Whatever you think about Guided by Voices - and I don't think it's unfair to say they've always been something of an acquired taste - there's certainly no faulting their work ethic. Motivational Jumpsuit is their fifth record in a little over two years, with singer Robert Pollard nixing his own suggestion that their last album, English Little League, would be the final Guided by Voices release by announcing Jumpsuit to be the first of two new efforts this year, with Cool Planet to follow.

There are certain circumstances in their favour, of course, when it comes to being this prolific; they don't have the distraction of overseas touring - Pollard's crippling fear of flying sees to that - and have a tendency to turn out tracks that average two minutes in duration, and that don't sound as if they were pored over especially carefully in the studio. It seems, perhaps, that the task of putting together retrospective setlists when they first began playing reunion shows back in 2010 has rubbed off on their writing; the four post-reformation albums to date have all been characterised by a variety that seems to chart the various changes in direction that the band took during their initial run, and it's a pattern that Motivational Jumpsuit also follows over the course of its twenty tracks.

There's plenty of power-pop; I get the impression that's what Pollard tends to gravitate towards most naturally at this point. Opener 'Littlest League Possible' pairs bouncy guitars with an almost stroppy vocal turn, and 'Vote for Me Dummy' follows a similar formula, albeit with a more melodic riff. It's not all one-track, either; the brooding 'Go Without Packing' is delivered in a spacey, reverb-heavy fashion that inevitably recalls The Jesus and Mary Chain, whilst 'Record Level Love' taps into the sunnier side of C86, jangly guitars drifting alongside Tobin Sprout's mellow vocal.

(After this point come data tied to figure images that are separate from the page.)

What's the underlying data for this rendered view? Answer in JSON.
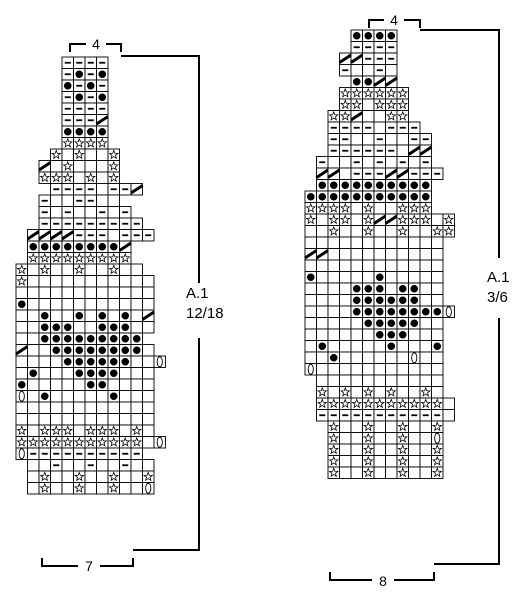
{
  "charts": [
    {
      "id": "left",
      "top_width_label": "4",
      "bottom_width_label": "7",
      "section_label": "A.1",
      "size_label": "12/18",
      "rows": [
        "....----....",
        "....-o-o....",
        "....o-o-....",
        "....-o-o....",
        "....----....",
        "....---/....",
        "....oooo....",
        "....****....",
        "...* *  *...",
        "../ *   *...",
        "..*** * *...",
        "...---- --/.",
        "..-  --  ...",
        "..- -  - -..",
        "..---------.",
        ".////--- ---.",
        ".oooooooo/..",
        ".*********..",
        "* *  *  *  ..",
        "*           .",
        "            .",
        "o           .",
        "  o  o o o /.",
        "  ooo  ooo  .",
        "  ooooooooo..",
        "/  oooooooo ..",
        "    oooooo  q",
        " o   oooo   .",
        "o     oo    .",
        "q o     o   .",
        "            .",
        "            .",
        "* *** *** * .",
        "*********** q",
        "q----------..",
        ".  -  -  -  .",
        ". *  *  *  *.",
        ". *  *  *  q."
      ],
      "rows_note": "grid symbols: . empty  - dash  o filled  * star  / slash  q oval"
    },
    {
      "id": "right",
      "top_width_label": "4",
      "bottom_width_label": "8",
      "section_label": "A.1",
      "size_label": "3/6"
    }
  ],
  "legend_symbols": [
    "empty",
    "dash",
    "filled-circle",
    "star",
    "slash",
    "oval"
  ]
}
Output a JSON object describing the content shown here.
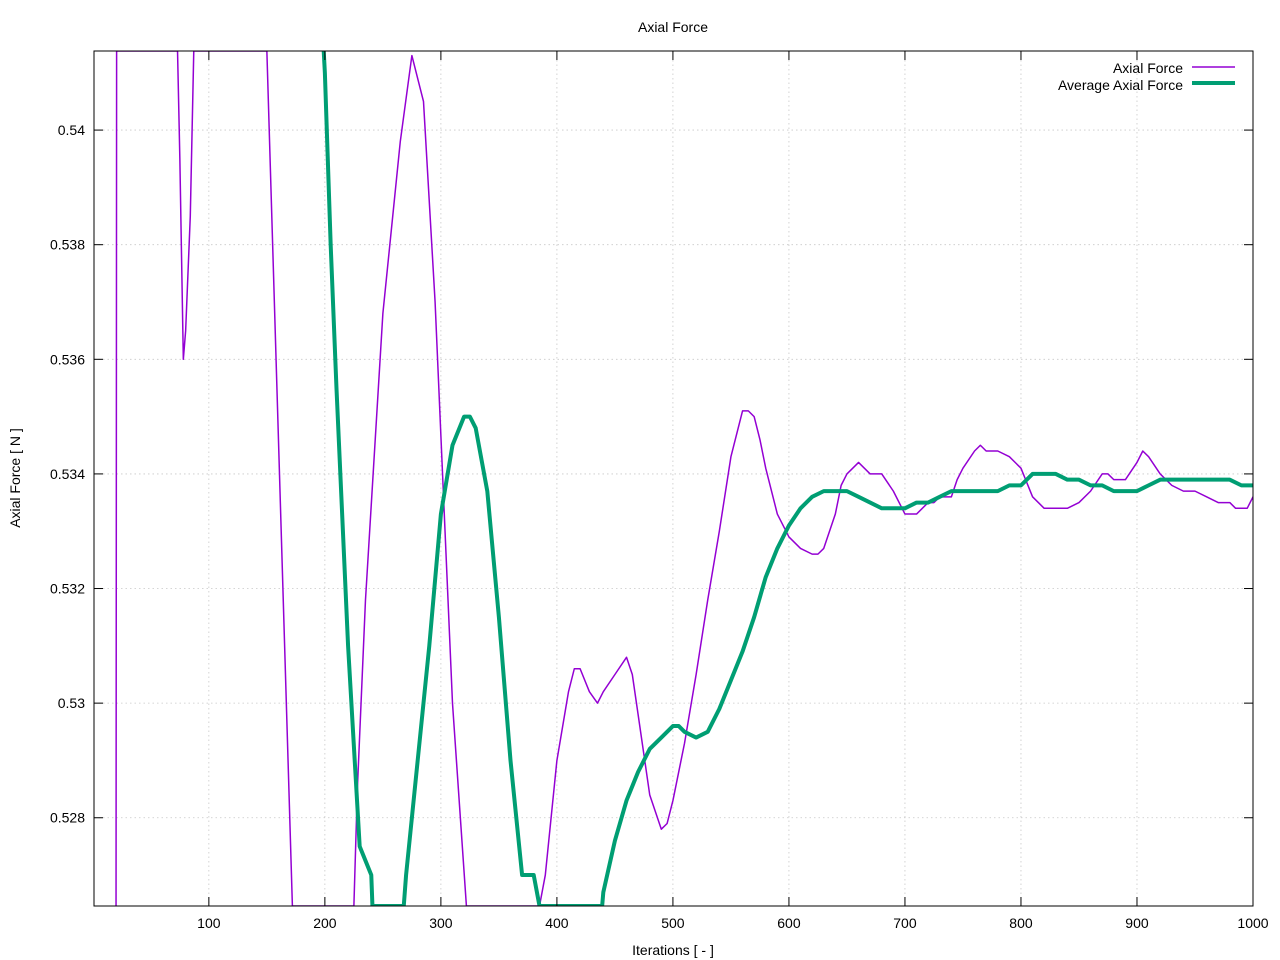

In fact, Pollard's decision to tone down the level of personal autonomy he'd brought into the last couple of Voices records works nicely here; it almost feels as if he's welcoming Sprout back into the fold, giving him a little more room to put his own stamp back on the Voices sound. The lackadaisical nostalgia of 'Shine' is a case in point, as is 'Calling Up Washington'; Sprout's contributions as are every bit as lo-fi as Pollard's, but they're softer around the edges, lending Jumpsuit a nicely balanced feel.

I can't imagine, even if they do keep up this level of output, that Guided by Voices are ever going to make another record that feels as significant as Bee Thousand did; I think that's more to do with times having changed than the band themselves. They are, though, continuing to turn out records more than worthy of the Voices name. There'll be plenty of peaks and troughs to come, you suspect, which comes with the territory when you're quite this prolific, but nobody will begrudge the band this ongoing reunion for as long as they're making music on their own terms.